A steaming plate of almond chop suey was on the linen-covered table; a bowl of rice, too; and a little pot of tea. Ida had already served himself and was digging in. There was a place setting waiting for me—silverware, not chopsticks like Ida was using.

“Reporters don’t bother tail me here,” he said, shrugging. “They know my sis works at Lau Yee’s, I eat here all the time, on the cuff.”

“Your sister sleeping with the owner?”

He glared at me; pointed with a chopstick. “She not that kinda girl. I don’t like that kinda talk. Her boss believes in us.”

“Us?”

“Ala Moana boys. Lotta Chinese and Hawaiian merchants put up dough for our defense, you know.”

“That’s the rumor I heard. Of course, this is an island full of rumors.”

This meeting was my idea; I had let him pick the place, as long as it wasn’t the damn Pali. I’d wanted somewhere public, but not too public. Neither one of us wanted to be seen together, particularly by the press. Officially, we were in opposing camps.

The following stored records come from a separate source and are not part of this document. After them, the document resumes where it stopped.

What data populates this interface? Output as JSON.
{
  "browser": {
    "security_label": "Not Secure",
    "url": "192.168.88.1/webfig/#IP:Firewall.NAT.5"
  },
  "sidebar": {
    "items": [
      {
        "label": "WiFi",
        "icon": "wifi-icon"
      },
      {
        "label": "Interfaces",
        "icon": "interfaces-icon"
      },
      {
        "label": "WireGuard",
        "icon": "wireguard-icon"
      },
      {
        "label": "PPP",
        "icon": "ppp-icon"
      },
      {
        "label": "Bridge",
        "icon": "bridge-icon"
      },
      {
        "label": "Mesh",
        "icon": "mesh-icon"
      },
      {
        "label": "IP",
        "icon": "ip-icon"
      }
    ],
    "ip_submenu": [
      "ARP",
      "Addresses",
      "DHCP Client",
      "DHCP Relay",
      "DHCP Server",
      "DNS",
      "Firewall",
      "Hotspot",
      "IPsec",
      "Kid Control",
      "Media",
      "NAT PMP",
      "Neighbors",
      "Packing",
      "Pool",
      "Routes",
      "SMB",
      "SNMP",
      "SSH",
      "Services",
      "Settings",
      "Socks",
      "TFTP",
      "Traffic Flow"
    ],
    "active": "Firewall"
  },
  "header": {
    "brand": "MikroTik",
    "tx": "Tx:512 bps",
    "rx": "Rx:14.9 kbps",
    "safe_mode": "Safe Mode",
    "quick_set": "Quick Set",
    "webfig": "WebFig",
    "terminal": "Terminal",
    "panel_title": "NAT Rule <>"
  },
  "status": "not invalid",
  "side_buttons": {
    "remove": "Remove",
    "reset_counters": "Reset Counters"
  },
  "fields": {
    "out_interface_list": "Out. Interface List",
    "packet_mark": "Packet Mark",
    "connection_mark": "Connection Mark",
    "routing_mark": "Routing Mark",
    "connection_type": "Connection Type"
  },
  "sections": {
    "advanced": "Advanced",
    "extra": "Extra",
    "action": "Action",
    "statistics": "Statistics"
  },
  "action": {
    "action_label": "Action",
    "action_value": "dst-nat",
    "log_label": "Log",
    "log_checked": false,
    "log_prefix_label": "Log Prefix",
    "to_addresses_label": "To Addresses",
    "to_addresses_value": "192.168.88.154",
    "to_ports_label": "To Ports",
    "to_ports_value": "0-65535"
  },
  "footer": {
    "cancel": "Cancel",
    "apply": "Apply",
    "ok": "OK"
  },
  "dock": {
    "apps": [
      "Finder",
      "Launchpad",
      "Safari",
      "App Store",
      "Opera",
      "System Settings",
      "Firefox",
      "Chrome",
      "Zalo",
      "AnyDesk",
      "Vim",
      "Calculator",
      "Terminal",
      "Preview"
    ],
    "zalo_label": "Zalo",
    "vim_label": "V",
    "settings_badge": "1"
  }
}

“Rumors like the story that you fellas got blamed for what some other carload of boys did,” I said. “It’s all over the Island…but nobody seems to know who these invisible men are.”

Ida, mouth full of almond chop suey, chuckled. “If I know who really do it, you think I wouldn’t say?”

“Maybe. Of course, back where I come from, it isn’t honorable to rat guys out.”

He looked up from his food with spaniel eyes. “If I knew…if I hear anything, I’d say.”

“I believe you. Of course, maybe they don’t exist; maybe the second gang is nothing
but
a rumor.”

“Somebody attack on that white woman, and it wasn’t us.”

I leaned forward. “Then, Shorty—you and your friends, you need to beat the bushes for me. I’m an outsider, I can only do so much.”

He frowned. “Why do you want to help? Why don’t you go home now? You and Clarence Darrow who is too big a shot to meet with us.”

The chop suey was delicious; best I ever had. “I’m here on his behalf. I believe if Darrow is convinced of your innocence, he’ll help you.”

“Help how?”

“I don’t know exactly. But I know he’s dealing with the governor for his clients; he might do the same for you.”

Ida snorted. “Why?”

“Maybe he agrees with you. Maybe he thinks he was on the wrong side of the courtroom in this one.”

Ida thought about it. “What can I do? What can
we
do?”

“I know the Island’s crawling with rumors, but I need leads, and I need leads with substance.”

“There is one rumor,” Ida said, frowning thoughtfully, “that does not go away. I hear it over and over.”

“What’s that?”

“That Thalia Massie have
kanaka
boyfriend.”

“A beach boy.”

He shrugged, ate some rice. “Maybe a beach boy.”

“I don’t suppose he has a name.”

“No. Sometimes I hear he’s a beach boy. More times I hear he’s a music boy.”

The doorman at the Ala Wai Inn said Thalia had talked to a music boy before she went out in the night.

And the music boy had a name—Sammy.

“Thanks for dinner, Shorty.” I rose from the table, touched a napkin to my lips.

“That all you gonna eat?”

“I got enough,” I said.

 

 

The dark, stocky doorman at the Ala Wai was wearing the orange shirt with flowers on it again. He didn’t recognize me at first; maybe that’s because I wasn’t in my parrots-on-red silk number, though I did dress up my brown suit with a blue tie with yellow blossoms I’d bought in the Royal Hawaiian gift shop.

I held up a five-dollar bill, and that he recognized.

“We talked about Thalia Massie,” I reminded him, working my voice up over the tremolo of the George Ku Trio’s steel guitar. “This is the fin you were gonna get if that music boy, Sammy, showed up….”

“But he hasn’t, boss.”

I put the five-spot away and fished out a ten. Held it up. “Has he been here for a sawbuck?”

A rueful half-smile formed on his moon face. He shook his head, saying, “Even a double sawbuck can’t make him here when he never was.”